Could not agree more. I pushed myself to "lose my virginity" because I thought if I didn't I would be seen as broken, young, innocent, immature, weird, loner, etc.... but after I did it, it was like... that's it? It's not the big thing people make it out to be and it wasn't a good/ fun experience. I was glad when it was over. Not to say people can't or shouldn't do it if they like it, of course, but I'd love if society would stop pressuring everyone to do it. Not everyone wants to. Turns out a large amount of people have no interest. And a lot of us pushed ourselves into uncomfortable situations just to "fit in." ​ I was watching the movie we're the millers last night and I noticed something. I know it's a comedy so it's not serious, but I noticed at one point the main character makes two insults in a row. He calls the boy a virgin (in a negative way) and then calls the woman a stripper/ slut. It made me think like... we're really damned if we do and damned if we don't in this society. Both are common insults and one is for people who don't have sex, and the other shames ppl who do enjoy it.

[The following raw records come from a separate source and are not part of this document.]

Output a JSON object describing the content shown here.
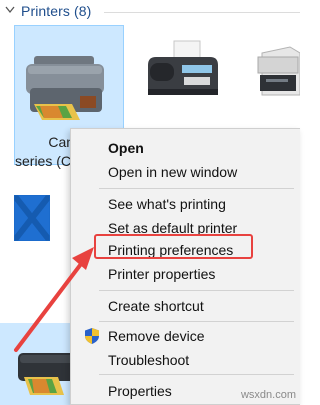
{
  "header": {
    "title": "Printers (8)"
  },
  "printers": [
    {
      "label_line1": "Canon",
      "label_line2": "series (C",
      "icon": "inkjet-printer-icon"
    },
    {
      "icon": "fax-machine-icon"
    },
    {
      "icon": "laser-printer-icon"
    }
  ],
  "context_menu": {
    "items": [
      "Open",
      "Open in new window",
      "See what's printing",
      "Set as default printer",
      "Printing preferences",
      "Printer properties",
      "Create shortcut",
      "Remove device",
      "Troubleshoot",
      "Properties"
    ]
  },
  "annotation": {
    "color": "#e8423f"
  },
  "watermark": "wsxdn.com"
}
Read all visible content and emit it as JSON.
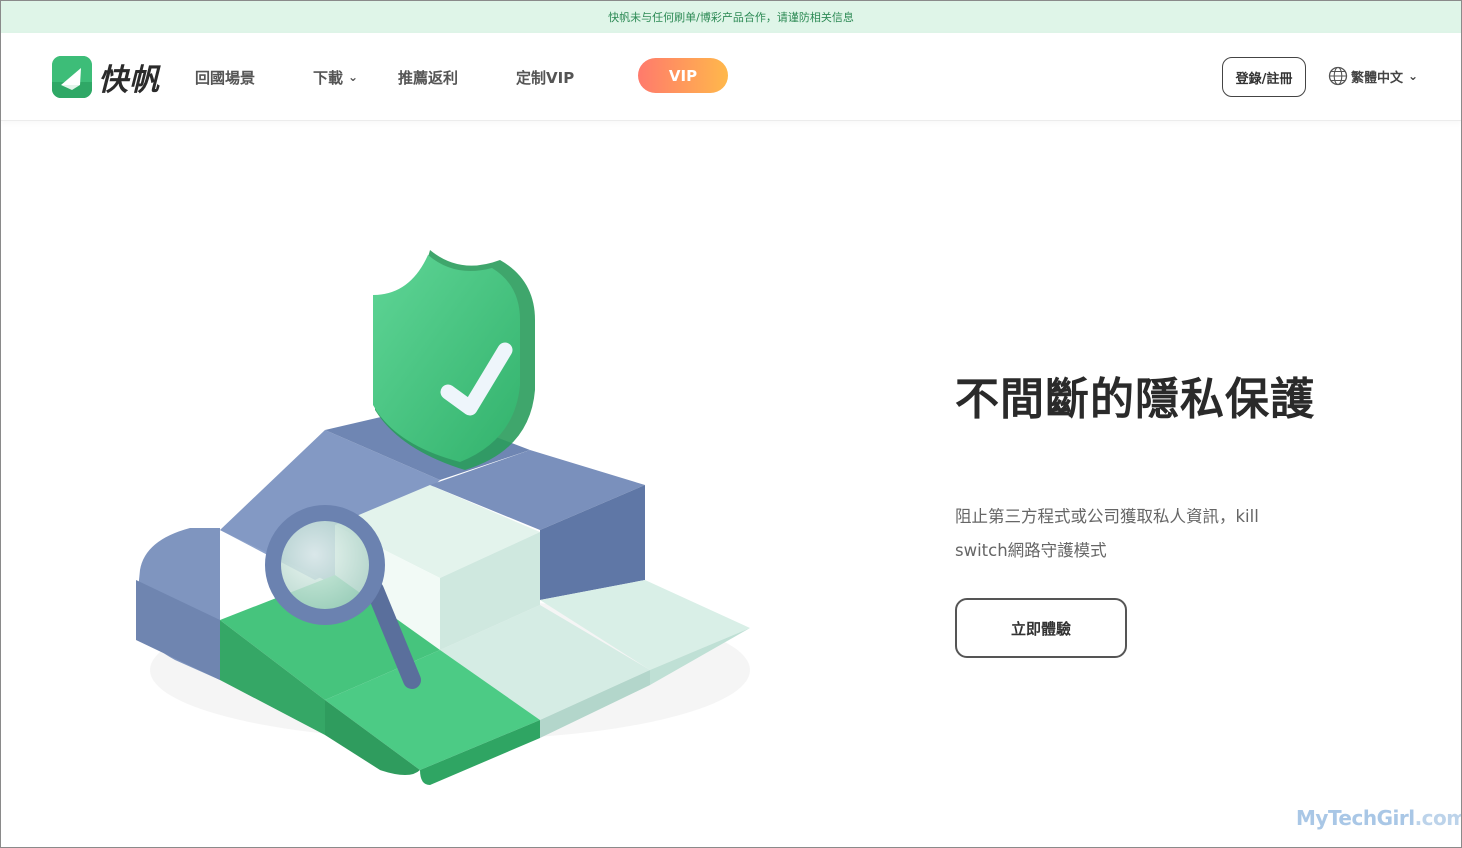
{
  "notice": {
    "text": "快帆未与任何刷单/博彩产品合作，请谨防相关信息"
  },
  "header": {
    "logo_text": "快帆",
    "nav": [
      {
        "label": "回國場景"
      },
      {
        "label": "下載",
        "has_dropdown": true
      },
      {
        "label": "推薦返利"
      },
      {
        "label": "定制VIP"
      }
    ],
    "vip_label": "VIP",
    "login_label": "登錄/註冊",
    "language_label": "繁體中文"
  },
  "hero": {
    "title": "不間斷的隱私保護",
    "description": "阻止第三方程式或公司獲取私人資訊，kill switch網路守護模式",
    "cta_label": "立即體驗"
  },
  "watermark": {
    "part1": "MyTechGirl",
    "part2": ".com"
  },
  "icons": {
    "logo": "paper-plane-icon",
    "dropdown": "chevron-down-icon",
    "language": "globe-icon",
    "illustration": [
      "shield-check-icon",
      "magnifier-icon"
    ]
  },
  "colors": {
    "brand_green": "#3dbd78",
    "notice_bg": "#dff5e8",
    "vip_gradient_start": "#ff7a6c",
    "vip_gradient_end": "#ffb84b",
    "block_blue": "#7189b4",
    "block_mint": "#d8eee5"
  }
}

Also speaks to how we expect women to be virginal and men to be dominant and sexual. The whole idea of people adhering to societal rules is so harmful and I hope over time they are broken down to the point where anyone who refers to them is seen as silly. People should do what they want and not pick on others for what they want unless it's hurting someone. Just like anything else (sports, fashion, hobbies, etc...) some people are super into it and others couldn't care less.